Data Pipeline Best Practices

1. Create Data

Collect datasets from enterprise sources, web scraping, or third-party providers. Ensure data sources are reliable and meet quality standards.

2. Augment & Transform

Use generative AI and other techniques to enrich data. Apply transformations that make data more useful for models and analysis.

3. Apply Privacy Controls

Use privacy-preserving methods to anonymize sensitive data. Ensure compliance with regulations while maintaining data utility.

4. Compress Data

Compress data efficiently while preserving the signals models need to learn from. Balance data size with information retention.

Data Concepts Hierarchy

Building from Raw Data to Features to Concepts

High-quality data products build higher-level concepts from raw data. This hierarchy enables reuse and abstraction:

  • Raw Data (Petabytes): Unprocessed data from sources
  • Features (Terabytes): Engineered attributes computed from raw data
  • Feature Sets (Gigabytes): Curated collections of related features
  • Concepts (Megabytes): High-level, business-meaningful abstractions

Each level enables reuse across multiple models while maintaining semantic meaning and business context.

✓ Data Quality Best Practices
  • Define clear data quality metrics and SLOs
  • Implement automated data validation and testing
  • Monitor data quality continuously in production
  • Document data lineage and transformations
  • Version datasets for reproducibility
  • Build privacy and security into pipelines
  • Invest in data governance infrastructure

The Future of Data: Products Not Projects

Data products represent a fundamental shift in how organizations leverage data. Moving from one-off analytics projects to sustainable data products unlocks exponential value through reuse, quality, and continuous improvement.
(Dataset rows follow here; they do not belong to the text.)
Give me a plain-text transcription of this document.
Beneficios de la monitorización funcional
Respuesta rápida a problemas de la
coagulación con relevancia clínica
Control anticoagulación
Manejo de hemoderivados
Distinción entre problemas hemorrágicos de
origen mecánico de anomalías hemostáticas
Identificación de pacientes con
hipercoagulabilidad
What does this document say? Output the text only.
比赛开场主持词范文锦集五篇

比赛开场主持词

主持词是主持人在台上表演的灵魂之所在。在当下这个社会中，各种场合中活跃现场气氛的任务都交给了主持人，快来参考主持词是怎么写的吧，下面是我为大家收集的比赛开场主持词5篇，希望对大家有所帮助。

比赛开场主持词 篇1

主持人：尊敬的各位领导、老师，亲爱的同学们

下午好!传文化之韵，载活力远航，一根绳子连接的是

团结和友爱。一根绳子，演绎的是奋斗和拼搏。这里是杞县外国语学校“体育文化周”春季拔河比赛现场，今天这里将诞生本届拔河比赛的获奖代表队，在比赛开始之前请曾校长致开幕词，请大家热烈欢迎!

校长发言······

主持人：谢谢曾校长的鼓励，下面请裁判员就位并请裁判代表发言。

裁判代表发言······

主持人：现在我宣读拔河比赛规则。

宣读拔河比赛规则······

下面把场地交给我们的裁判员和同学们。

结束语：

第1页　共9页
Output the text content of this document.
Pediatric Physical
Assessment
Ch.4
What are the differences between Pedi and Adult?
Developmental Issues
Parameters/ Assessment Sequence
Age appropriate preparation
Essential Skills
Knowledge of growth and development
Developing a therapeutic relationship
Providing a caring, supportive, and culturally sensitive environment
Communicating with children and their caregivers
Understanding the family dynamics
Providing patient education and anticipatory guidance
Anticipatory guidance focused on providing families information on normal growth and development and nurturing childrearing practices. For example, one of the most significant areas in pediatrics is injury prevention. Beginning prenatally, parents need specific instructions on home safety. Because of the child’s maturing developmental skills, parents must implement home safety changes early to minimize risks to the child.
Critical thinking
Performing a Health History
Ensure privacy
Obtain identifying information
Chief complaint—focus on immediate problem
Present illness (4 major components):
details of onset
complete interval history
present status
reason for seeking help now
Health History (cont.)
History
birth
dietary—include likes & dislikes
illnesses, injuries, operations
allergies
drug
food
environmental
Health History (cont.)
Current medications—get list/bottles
Success requires more than technology. It requires mindset change::treating data as a first-class business asset worthy of product discipline. It requires organizational commitment to user-centric design, quality standards, and lifecycle management. And it requires platform investment to enable domain teams to build products independently.

Organizations that master data products will outcompete those that don't. They'll make faster decisions, reduce costs, improve customer experiences, and build competitive moats through better insights. The shift from data as resource to data as product is not optional::it's essential for thriving in the data-driven economy.